Quizá resulte útil precisar, en primer
lugar, qué es un “Directorio”. No se trata de un documento doctrinal, sino
de un documento orientado a trazar las líneas maestras que han de guiar la
acción pastoral familiar: “Es, por tanto, un instrumento
que ofrece, de modo sistemático y orgánico, orientaciones de todo aquello
que comprende una acción pastoral en el ámbito familiar” (DPF,
3). Estas orientaciones se concretarán en normas y directrices más
precisas en cada una de las diócesis de España. En la base del Directorio
se encuentran documentos doctrinales sobre la familia; en especial, la
Exhortación Apostólica “Familiaris Consortio”
de Juan Pablo II - exhortación que pide explícitamente la elaboración de
directorios de la pastoral familiar - y la Instrucción Pastoral de la
Asamblea Plenaria de los Obispos de España “La familia, santuario de la
vida y esperanza de la sociedad” (del 27 de Abril de 2001).
Otro aspecto a
considerar para comprender el Directorio es tener en cuenta los
destinatarios a quienes se dirige. Estos destinatarios son principalmente
los agentes de la pastoral familiar que, en cada diócesis, colaboran con
el Obispo - desde la Diócesis, las parroquias, las asociaciones o los
movimientos - , en la tarea de “ayudar a la familia a alcanzar su plenitud
de vida humana y cristiana” (DPF, 3).
La estructura del
Directorio es clara. Consta de una presentación, en la que se explica qué
es y qué pretende el documento; una introducción, en la que se hace un
análisis de la realidad de la familia en España, análisis que motiva la
“urgencia” del Directorio; de siete capítulos y de una conclusión.
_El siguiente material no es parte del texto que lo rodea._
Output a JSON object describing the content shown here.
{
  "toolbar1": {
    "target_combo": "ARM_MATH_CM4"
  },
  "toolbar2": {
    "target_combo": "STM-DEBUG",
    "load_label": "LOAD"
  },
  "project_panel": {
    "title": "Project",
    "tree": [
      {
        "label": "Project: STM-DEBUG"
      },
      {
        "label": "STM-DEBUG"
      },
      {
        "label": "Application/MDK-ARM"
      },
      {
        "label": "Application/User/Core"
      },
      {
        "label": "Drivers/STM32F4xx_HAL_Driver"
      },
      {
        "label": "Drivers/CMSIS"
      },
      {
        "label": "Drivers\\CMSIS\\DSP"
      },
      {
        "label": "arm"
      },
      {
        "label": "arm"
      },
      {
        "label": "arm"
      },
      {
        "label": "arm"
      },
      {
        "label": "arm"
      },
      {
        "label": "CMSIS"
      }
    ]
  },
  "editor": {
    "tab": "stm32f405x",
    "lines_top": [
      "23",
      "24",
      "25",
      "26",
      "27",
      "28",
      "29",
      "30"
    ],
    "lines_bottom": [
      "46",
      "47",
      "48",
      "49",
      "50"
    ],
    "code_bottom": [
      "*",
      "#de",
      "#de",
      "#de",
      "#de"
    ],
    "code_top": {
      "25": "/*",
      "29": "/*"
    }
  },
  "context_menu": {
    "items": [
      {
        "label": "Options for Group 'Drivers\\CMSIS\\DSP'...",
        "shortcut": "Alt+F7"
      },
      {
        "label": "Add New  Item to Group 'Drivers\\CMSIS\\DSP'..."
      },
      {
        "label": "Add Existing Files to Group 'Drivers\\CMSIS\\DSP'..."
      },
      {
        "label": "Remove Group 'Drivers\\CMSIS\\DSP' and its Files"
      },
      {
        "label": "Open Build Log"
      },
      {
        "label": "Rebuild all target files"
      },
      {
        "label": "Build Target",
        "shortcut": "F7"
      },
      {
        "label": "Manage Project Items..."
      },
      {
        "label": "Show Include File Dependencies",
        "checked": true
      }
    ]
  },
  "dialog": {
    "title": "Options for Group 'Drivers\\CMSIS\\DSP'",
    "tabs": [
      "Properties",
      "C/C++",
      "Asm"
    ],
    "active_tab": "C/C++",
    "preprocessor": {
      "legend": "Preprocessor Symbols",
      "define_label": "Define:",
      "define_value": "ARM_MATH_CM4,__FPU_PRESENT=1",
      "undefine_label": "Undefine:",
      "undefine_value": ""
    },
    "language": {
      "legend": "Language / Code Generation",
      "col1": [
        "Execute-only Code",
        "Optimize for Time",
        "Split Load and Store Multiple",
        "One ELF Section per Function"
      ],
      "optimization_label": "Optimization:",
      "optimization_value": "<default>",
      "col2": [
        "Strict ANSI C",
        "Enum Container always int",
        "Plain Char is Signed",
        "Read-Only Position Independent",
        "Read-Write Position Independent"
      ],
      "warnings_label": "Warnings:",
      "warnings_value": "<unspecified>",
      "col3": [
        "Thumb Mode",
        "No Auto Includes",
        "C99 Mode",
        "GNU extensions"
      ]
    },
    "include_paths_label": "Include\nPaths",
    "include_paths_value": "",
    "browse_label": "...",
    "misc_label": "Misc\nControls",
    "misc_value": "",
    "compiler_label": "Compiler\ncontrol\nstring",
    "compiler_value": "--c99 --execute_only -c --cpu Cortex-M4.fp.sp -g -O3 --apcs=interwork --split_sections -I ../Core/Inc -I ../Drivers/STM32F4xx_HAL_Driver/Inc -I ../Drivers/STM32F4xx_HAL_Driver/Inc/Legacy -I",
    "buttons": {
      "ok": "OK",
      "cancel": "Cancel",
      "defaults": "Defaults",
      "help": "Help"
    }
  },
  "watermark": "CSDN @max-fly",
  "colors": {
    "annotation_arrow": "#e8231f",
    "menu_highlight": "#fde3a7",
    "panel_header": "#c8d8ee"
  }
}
2. Desenmascarar la situación
actual para no naufragar en la desesperanza
La “Introducción” plantea la “Urgencia de
la pastoral familiar en la situación actual”. Significativamente, comienza
con una cita de Rom 1, 16:
“No me avergüenzo del Evangelio, que es poder de Dios para la salvación de
todo el que cree”. Las palabras de San Pablo nos sitúan en un contexto de
incomprensión ante el anuncio del Evangelio y, a la vez, ante la necesidad
del Apóstol de anunciar con valentía la verdad que salva. La audacia
apostólica de anunciar íntegro el Evangelio, venciendo el temor al
rechazo, es el espíritu que anima a los Obispos a no capitular ante lo
“políticamente correcto” para intentar superar el desafío de la cultura
dominante, que ignora el valor trascendente de la persona humana. Como en
San Pablo, la finalidad de esta audacia no es la búsqueda del
enfrentamiento, sino la preocupación por la salvación de los hombres y el
deseo de que no naufraguen en el nihilismo y la desesperanza. El riesgo
del naufragio es tan grande que el silencio o la desorientación “no puede
sino calificarse como culpable”, máxime teniendo en cuenta la abundante
doctrina de la Iglesia sobre la familia y la llamada imperiosa de la misma
a evangelizar las familias (cf DPF,
9).
Frente al silencio culpable, no cabe otra
opción responsable más que “alzar la voz para desenmascarar la situación
actual”. “Desenmascarar” es “quitar la máscara” para ver, en su desnuda
realidad, lo que hay detrás, lo que la máscara esconde, porque son muchas
las interpretaciones que pretenden marginar la verdad del Evangelio. ¿Qué
sucede si se desenmascara, por ejemplo, la llamada “revolución sexual”?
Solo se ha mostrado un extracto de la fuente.